In the aftermath of the crisis regulators are right to set the highest standards of conduct
In the aftermath of the crisis regulators are right to set the highest standards of conduct for the banking industry, including to help tackle financial crime.
While this changes the way banks operate, the industry must accept these new expectations, deliver on them and manage the increased costs.
At HSBC we are determined to adopt and enforce the highest behavioural and compliance standards globally – because it’s the right thing to do. So, as an industry, we have to ask ourselves: in the changed operating environment, with revenues constrained and costs increased, are there other ways in which we need to adapt?
I think that we need to make a fundamental change – which requires practical change and, actually, a mental shift. In this industry we’re used to competing – and we should continue to do so. But I believe that the crisis taught us that we have to work together as well.
In our industry we all do so many of the same things – replicating work and cost for no advantage. We can gain scale through combining some activities to share and improve services, and reduce costs.
Let’s take an example. All banks conduct ‘know your customer’, or KYC, due diligence on clients. In doing this we all source the same data. So we should be looking to create a KYC utility with other players in the market which will save costs and improve practices in the industry.
Another candidate for greater cooperation is the sourcing and organising of financial market data and prices. Currently banks have their own processes for this. We each spend time analysing the same data in the same way before feeding it into our own proprietary systems.

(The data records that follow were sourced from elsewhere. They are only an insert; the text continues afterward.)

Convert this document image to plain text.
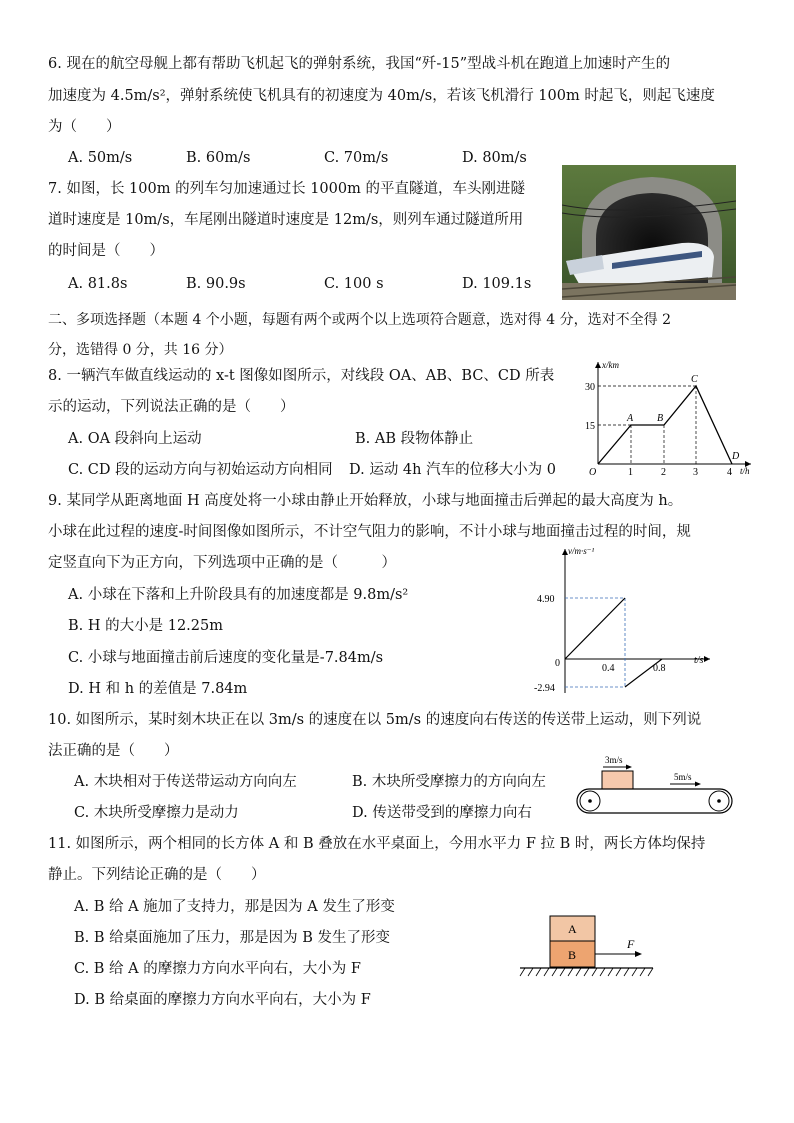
6. 现在的航空母舰上都有帮助飞机起飞的弹射系统，我国“歼-15”型战斗机在跑道上加速时产生的
加速度为 4.5m/s²，弹射系统使飞机具有的初速度为 40m/s，若该飞机滑行 100m 时起飞，则起飞速度
为（　　）
A. 50m/s	B. 60m/s	C. 70m/s	D. 80m/s
7. 如图，长 100m 的列车匀加速通过长 1000m 的平直隧道，车头刚进隧
道时速度是 10m/s，车尾刚出隧道时速度是 12m/s，则列车通过隧道所用
的时间是（　　）
A. 81.8s	B. 90.9s	C. 100 s	D. 109.1s
二、多项选择题（本题 4 个小题，每题有两个或两个以上选项符合题意，选对得 4 分，选对不全得 2
分，选错得 0 分，共 16 分）
8. 一辆汽车做直线运动的 x-t 图像如图所示，对线段 OA、AB、BC、CD 所表
示的运动，下列说法正确的是（　　）
A. OA 段斜向上运动	B. AB 段物体静止
C. CD 段的运动方向与初始运动方向相同 D. 运动 4h 汽车的位移大小为 0
x/km
t/h
30
15
O	1	2	3	4
A B
C
D
9. 某同学从距离地面 H 高度处将一小球由静止开始释放，小球与地面撞击后弹起的最大高度为 h。
小球在此过程的速度-时间图像如图所示，不计空气阻力的影响，不计小球与地面撞击过程的时间，规
定竖直向下为正方向，下列选项中正确的是（　　　）
A. 小球在下落和上升阶段具有的加速度都是 9.8m/s²
B. H 的大小是 12.25m
C. 小球与地面撞击前后速度的变化量是-7.84m/s
D. H 和 h 的差值是 7.84m
v/m·s⁻¹
t/s
4.90
-2.94
0	0.4	0.8
10. 如图所示，某时刻木块正在以 3m/s 的速度在以 5m/s 的速度向右传送的传送带上运动，则下列说
法正确的是（　　）
A. 木块相对于传送带运动方向向左	B. 木块所受摩擦力的方向向左
C. 木块所受摩擦力是动力	D. 传送带受到的摩擦力向右
3m/s
5m/s
11. 如图所示，两个相同的长方体 A 和 B 叠放在水平桌面上，今用水平力 F 拉 B 时，两长方体均保持
静止。下列结论正确的是（　　）
A. B 给 A 施加了支持力，那是因为 A 发生了形变
B. B 给桌面施加了压力，那是因为 B 发生了形变
C. B 给 A 的摩擦力方向水平向右，大小为 F
D. B 给桌面的摩擦力方向水平向右，大小为 F
A
B
F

Again, we need to ask if there is a better way. An independent, auditable data aggregator could provide this service for multiple banks. It would be cheaper and more transparent for regulators, it would enforce standardisation in valuation, which is good for everyone, and it would create better data.
It is essential that the industry succeeds so that we can continue to support growth, development and connectivity in the global economy. It is our collective and individual responsibility to continue working to this end.
Through simple innovations such as these, we can deal with some of the challenges we face, provide a better service to our clients and renew the focus on our core purpose.